Class of 1909

JJ or Jack Savage was by anyone’s measure an outstanding all-rounder who came up through the college ranks of CBC Perth, graduating in 1911. He really made the most of his time and represented the school in Athletics, Football, Rowing, Swimming and Cricket. Academically he was equally impressive during the last three of his eight years at the school, performing regularly in the top ten of the State academically.

He was a member of the East Perth league Football team and held the amateur half-mile running championship for WA. In Rowing, he was stroke of the 1909 team which established the mile record on the river and represented WA in the interstate Rowing championships in Tasmania. So good was he on the field that then Governor Bedford was quoted in The West Australian as saying: “We must get rid of this Savage or the other schools won’t get a look in!” It was his Rowing, however, which nearly got him into deep water during his Rhodes Scholarship. He was asked to row for Oxford in 1912, and would have done so had he not had an unfortunate fall on his bike. That year was famously a good year to miss being in the winning team of the world’s most famous boat race. The weather was so bad both boats sank! Although Oxford emptied its boat and managed to finish. When the race was rerun the following Monday, Oxford won by the biggest margin in its history in similarly terrible conditions.

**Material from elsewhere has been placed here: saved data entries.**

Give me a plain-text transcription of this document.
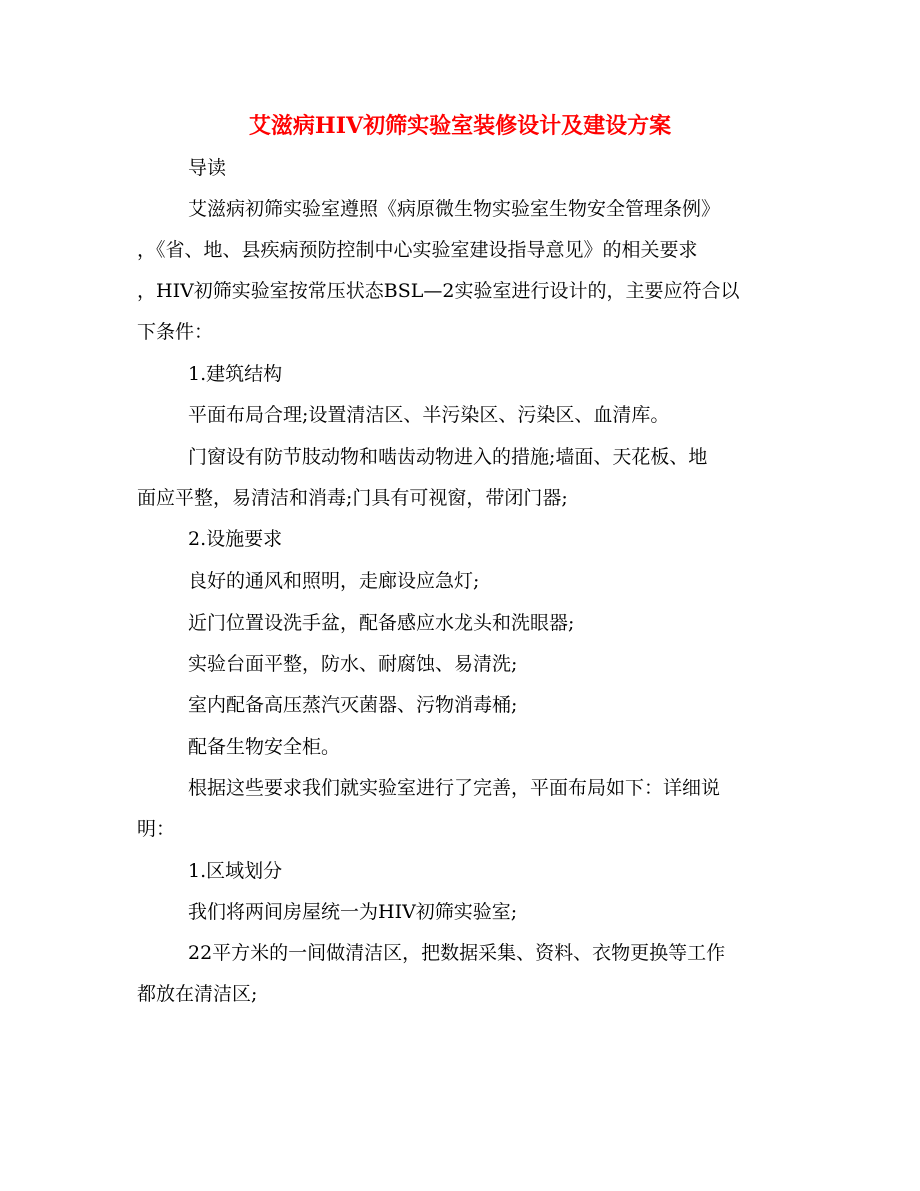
艾滋病HIV初筛实验室装修设计及建设方案

导读

艾滋病初筛实验室遵照《病原微生物实验室生物安全管理条例》

，《省、地、县疾病预防控制中心实验室建设指导意见》的相关要求

，HIV初筛实验室按常压状态BSL—2实验室进行设计的，主要应符合以

下条件：

1.建筑结构

平面布局合理;设置清洁区、半污染区、污染区、血清库。

门窗设有防节肢动物和啮齿动物进入的措施;墙面、天花板、地

面应平整，易清洁和消毒;门具有可视窗，带闭门器;

2.设施要求

良好的通风和照明，走廊设应急灯;

近门位置设洗手盆，配备感应水龙头和洗眼器;

实验台面平整，防水、耐腐蚀、易清洗;

室内配备高压蒸汽灭菌器、污物消毒桶;

配备生物安全柜。

根据这些要求我们就实验室进行了完善，平面布局如下：详细说

明：

1.区域划分

我们将两间房屋统一为HIV初筛实验室;

22平方米的一间做清洁区，把数据采集、资料、衣物更换等工作

都放在清洁区;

Jack graduated in Medicine and became a member of the Royal College of Surgeons. Inevitably, the war claimed his career and he served in Ireland in the Royal Air Force. He was a man of principal and ideas who was hugely popular with others because of his wide range of interests and abilities. A press report from The West Australian said at the time: “The most striking impression he had gained while abroad was the remarkable strength of the British Empire and the reputation which it gave its members for financial integrity.”

The unfairness of trade agreements that disadvantaged members of the Commonwealth like Australia struck him as a complete injustice. Although wishing to change the world through politics, he returned to WA and served many years as a much-loved doctor in Narrogin. Very sadly, he died of a heart attack in 1948.